Question

20,000 Ensembl gene IDs with external gene name in hg19 but not in hg38

0

Entering edit mode

4.2 years ago

loughrae ▴ 90

Hi all,

After querying Ensembl (hg38) for all genes on chromosomes 1-Y, I found that about a third of the gene IDs are lacking an external gene name. I thought this might be poorly-annotated genes that weren't called by other groups and was thinking of excluding them from my analysis, but then I discovered that the hg19 version has no missing gene names.

hg38

ensembl <- useEnsembl(biomart = "genes", dataset = "hsapiens_gene_ensembl")
eight <- getBM(attributes = c('ensembl_gene_id', 'external_gene_name', 'chromosome_name', 'start_position', 'end_position', 'ensembl_peptide_id'), mart = ensembl)
eight %>% filter(chromosome_name %in% c(1:22, 'X', 'Y')) %>% distinct(ensembl_gene_id, .keep_all = TRUE) %>% group_by(external_gene_name == '') %>% count()

==> 40,554 gene IDs with a gene name, 20,014 with no gene name

hg19

seven <- getBM(attributes = c('ensembl_gene_id', 'external_gene_name', 'chromosome_name', 'start_position', 'end_position', 'ensembl_peptide_id'), mart = useEnsembl(biomart = 'genes', dataset = 'hsapiens_gene_ensembl', host = 'grch37.ensembl.org'))
seven %>% filter(chromosome_name %in% c(1:22, 'X', 'Y')) %>% distinct(ensembl_gene_id, .keep_all = TRUE) %>% group_by(external_gene_name == '') %>% count()

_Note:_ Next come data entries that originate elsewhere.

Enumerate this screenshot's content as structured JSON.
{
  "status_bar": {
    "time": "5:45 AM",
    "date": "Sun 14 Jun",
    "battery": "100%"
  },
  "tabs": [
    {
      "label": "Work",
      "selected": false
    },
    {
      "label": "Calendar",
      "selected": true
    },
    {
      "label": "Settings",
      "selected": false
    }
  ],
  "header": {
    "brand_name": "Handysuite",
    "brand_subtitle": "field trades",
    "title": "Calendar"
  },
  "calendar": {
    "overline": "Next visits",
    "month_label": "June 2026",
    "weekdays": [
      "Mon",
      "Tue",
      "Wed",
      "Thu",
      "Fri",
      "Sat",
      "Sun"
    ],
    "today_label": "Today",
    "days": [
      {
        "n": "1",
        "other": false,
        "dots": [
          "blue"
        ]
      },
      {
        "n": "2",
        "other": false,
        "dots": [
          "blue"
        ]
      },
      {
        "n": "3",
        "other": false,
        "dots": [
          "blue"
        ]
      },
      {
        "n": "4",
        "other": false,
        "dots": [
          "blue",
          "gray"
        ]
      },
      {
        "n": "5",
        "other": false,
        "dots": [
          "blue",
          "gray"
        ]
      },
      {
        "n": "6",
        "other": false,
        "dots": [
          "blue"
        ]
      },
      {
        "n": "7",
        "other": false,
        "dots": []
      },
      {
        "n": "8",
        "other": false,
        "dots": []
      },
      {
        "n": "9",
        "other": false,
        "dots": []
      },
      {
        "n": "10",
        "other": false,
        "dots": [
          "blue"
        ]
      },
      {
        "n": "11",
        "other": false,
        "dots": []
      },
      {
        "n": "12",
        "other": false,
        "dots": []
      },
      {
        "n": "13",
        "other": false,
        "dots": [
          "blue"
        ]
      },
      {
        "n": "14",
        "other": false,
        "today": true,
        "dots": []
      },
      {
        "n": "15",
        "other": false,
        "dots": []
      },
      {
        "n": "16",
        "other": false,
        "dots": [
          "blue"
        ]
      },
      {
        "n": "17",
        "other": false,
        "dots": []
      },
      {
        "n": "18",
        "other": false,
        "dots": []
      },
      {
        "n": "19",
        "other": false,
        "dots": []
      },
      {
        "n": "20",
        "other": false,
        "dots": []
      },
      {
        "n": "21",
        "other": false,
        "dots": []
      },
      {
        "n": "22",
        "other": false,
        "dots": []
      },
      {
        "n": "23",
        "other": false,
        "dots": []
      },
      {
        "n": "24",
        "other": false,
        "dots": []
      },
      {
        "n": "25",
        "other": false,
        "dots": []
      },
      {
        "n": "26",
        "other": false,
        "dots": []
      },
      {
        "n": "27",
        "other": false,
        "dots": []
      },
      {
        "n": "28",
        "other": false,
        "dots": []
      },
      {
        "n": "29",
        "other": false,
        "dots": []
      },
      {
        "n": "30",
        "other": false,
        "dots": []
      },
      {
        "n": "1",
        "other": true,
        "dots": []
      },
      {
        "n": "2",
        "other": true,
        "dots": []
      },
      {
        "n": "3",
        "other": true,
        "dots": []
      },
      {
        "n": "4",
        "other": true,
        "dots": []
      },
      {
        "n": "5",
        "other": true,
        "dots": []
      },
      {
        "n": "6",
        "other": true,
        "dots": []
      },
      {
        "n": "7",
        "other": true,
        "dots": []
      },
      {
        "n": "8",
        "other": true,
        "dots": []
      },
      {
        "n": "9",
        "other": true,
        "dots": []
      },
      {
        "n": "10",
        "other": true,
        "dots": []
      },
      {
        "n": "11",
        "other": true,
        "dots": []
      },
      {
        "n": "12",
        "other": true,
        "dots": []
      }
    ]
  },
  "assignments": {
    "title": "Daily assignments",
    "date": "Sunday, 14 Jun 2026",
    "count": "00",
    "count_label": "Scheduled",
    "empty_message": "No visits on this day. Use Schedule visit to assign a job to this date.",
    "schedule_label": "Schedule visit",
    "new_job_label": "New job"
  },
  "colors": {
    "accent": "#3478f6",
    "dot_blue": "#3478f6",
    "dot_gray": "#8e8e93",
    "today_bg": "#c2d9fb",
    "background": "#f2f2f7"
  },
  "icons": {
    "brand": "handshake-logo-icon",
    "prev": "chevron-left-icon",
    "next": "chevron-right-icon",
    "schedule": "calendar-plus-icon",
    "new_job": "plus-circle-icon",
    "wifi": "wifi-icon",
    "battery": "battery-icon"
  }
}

==> 57,736 gene IDs with a gene name, 0 with no gene name.

Similarly if you count external_gene_names for hg38 the most frequent one is '' with 20,014 gene IDs while for hg19 it's Y-RNA.

I also checked a specific gene ID that's listed as having no external_gene_name in hg38 (ENSG00000121388) and found that it does have one in hg19. Also, that gene has no peptide_id in hg38 but does have one in hg19.

Why does hg38 have loads of blank external_gene_names while hg19 has none?

ensembl biomart • 2.6k views

ADD COMMENT • link 4.2 years ago by loughrae ▴ 90

score 2 · Accepted Answer · 2021-05-06

2

Entering edit mode

4.2 years ago

Emily 24k

All clone-based gene names, like RP11-408E5.4 were retired in Ensembl release 104.

ADD COMMENT • link 4.2 years ago by Emily 24k

0

Entering edit mode

Thanks Emily! Would those genes be of lower annotation quality/less confident or would you recommend treating them the same as any other gene?

ADD REPLY • link 4.2 years ago by loughrae ▴ 90

0

Entering edit mode

They're definitely less well characterised and less well studied.

Genes get assigned "proper" genes names by HGNC only if they are annotated in both Ensembl and RefSeq, so these genes are likely to have only been annotated by us. Our gene annotation is a lot more comprehensive whereas RefSeq tend to be more conservative. There is certainly evidence that these regions are transcribed, or we would not have annotated, but how important and functional they are may be up for debate.